Dice Moralejo: "Más que la aclaración de sus orígenes, nos interesa aquí (art.citado de "Artistas... Compostellanum XXX 1985) la posterior fortuna de este pequeño ciclo laboral, significativamente desvirtuado en las copias de que fue objeto, particularmente en iglesias santanderinas. Allí parece tratarse ya de faenas agrícolas: la cubeta para la preparación de la masa sugeriría un lagar; el acarreo de materiales, el de uvas vendimiadas y la herramienta del cantero acabó en azada de cavador".  Y el gran maestro alude a una imagen quizás contemporánea pero que sólo sirve en el sentido de la identificación laboral y no  como ordalía que convierte a este capitel en una residuo de una "justicia" brutal a extinguir, como lo es la "ejecución sumaria" que pensamos se efigia en el capitel de la Orestiada como muestra de la más antigua ley, en el mundo clásico.

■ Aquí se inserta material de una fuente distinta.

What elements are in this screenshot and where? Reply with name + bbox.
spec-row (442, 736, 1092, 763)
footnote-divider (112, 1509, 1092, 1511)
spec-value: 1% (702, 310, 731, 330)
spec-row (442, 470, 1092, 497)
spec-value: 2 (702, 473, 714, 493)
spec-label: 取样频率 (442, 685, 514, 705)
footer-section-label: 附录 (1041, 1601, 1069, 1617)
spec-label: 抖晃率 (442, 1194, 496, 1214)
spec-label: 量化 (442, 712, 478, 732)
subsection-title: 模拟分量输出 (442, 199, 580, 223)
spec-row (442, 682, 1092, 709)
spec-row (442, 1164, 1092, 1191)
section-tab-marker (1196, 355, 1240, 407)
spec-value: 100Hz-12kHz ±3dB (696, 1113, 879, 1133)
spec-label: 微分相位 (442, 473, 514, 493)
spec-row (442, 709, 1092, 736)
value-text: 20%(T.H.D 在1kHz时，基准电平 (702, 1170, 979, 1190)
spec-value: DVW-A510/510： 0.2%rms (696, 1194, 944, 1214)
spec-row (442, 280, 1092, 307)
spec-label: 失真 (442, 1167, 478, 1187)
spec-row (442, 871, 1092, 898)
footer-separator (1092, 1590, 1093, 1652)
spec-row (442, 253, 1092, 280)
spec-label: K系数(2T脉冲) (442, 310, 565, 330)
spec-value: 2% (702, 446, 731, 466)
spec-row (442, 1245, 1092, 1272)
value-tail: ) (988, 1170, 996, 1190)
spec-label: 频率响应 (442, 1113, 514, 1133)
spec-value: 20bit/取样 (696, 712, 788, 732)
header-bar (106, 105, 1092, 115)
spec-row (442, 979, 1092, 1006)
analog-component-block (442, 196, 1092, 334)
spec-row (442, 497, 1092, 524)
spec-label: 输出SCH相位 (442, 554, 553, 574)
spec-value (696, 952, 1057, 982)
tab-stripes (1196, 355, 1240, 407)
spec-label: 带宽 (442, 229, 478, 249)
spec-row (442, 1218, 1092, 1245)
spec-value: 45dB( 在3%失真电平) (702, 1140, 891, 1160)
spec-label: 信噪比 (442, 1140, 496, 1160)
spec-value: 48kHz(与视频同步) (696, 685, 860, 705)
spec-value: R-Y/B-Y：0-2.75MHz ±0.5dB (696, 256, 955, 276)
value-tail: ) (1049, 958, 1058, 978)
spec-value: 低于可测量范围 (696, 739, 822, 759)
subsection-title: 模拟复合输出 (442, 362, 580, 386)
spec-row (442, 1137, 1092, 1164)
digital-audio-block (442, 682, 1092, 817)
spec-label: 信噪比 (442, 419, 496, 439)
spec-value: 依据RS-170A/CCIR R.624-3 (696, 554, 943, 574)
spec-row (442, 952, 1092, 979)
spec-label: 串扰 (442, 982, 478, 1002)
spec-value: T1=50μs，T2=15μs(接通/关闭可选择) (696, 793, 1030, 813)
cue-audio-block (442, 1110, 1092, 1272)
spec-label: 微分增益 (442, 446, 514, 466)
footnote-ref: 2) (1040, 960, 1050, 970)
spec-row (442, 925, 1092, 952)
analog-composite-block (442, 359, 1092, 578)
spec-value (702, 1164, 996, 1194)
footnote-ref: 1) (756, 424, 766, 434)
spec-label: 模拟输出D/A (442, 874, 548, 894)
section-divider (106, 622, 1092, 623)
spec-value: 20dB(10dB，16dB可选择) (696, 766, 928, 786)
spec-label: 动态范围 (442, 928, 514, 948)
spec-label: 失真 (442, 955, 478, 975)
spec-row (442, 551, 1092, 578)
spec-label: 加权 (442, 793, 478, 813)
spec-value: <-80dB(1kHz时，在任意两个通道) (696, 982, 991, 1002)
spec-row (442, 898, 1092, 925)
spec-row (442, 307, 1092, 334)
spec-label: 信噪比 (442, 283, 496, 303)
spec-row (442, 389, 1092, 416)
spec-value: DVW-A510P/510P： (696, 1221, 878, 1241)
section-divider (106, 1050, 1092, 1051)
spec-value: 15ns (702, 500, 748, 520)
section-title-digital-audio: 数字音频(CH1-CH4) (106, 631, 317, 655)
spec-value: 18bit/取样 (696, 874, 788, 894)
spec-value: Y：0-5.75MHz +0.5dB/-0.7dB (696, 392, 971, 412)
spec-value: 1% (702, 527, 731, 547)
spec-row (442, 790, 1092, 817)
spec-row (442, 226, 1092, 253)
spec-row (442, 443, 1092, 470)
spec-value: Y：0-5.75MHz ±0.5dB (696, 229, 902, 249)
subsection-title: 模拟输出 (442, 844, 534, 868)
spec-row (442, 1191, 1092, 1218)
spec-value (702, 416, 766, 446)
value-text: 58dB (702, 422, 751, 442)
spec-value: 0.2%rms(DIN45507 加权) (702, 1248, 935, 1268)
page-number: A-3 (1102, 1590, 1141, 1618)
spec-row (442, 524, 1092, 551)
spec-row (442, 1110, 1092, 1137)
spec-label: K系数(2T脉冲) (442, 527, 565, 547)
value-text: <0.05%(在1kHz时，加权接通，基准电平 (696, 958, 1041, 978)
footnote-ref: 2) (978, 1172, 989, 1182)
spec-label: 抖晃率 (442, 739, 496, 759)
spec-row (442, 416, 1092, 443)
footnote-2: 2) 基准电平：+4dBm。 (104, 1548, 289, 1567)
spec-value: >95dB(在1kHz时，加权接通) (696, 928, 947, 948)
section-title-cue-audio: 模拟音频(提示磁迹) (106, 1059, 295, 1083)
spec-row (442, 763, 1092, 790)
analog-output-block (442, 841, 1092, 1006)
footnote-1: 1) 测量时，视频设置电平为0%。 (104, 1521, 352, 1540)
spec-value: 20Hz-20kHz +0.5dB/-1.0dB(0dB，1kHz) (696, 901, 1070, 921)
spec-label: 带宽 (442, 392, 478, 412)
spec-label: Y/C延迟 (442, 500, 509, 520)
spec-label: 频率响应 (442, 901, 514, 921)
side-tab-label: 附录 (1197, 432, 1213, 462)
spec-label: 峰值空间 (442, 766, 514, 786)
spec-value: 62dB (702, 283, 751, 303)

Bien, se trata de un marfil germánico del siglo XI del Museo Público de Liverpool claramente relativo al vino, que puede marcar la pauta para todos los demás, pero no para el capitel de Frómista.
De todo el repertorio de porteadores, tan sólo hay un capitel que pudiera remotamente hacer alusión a una ceremonia de agua caliente y es el de Siones, ya que a ambos lados de los porteadores aparecen sentadas sendas damas apenadas y un tanto lúgubres, pero no con una alusión tan directa como en San Martín de Frómista.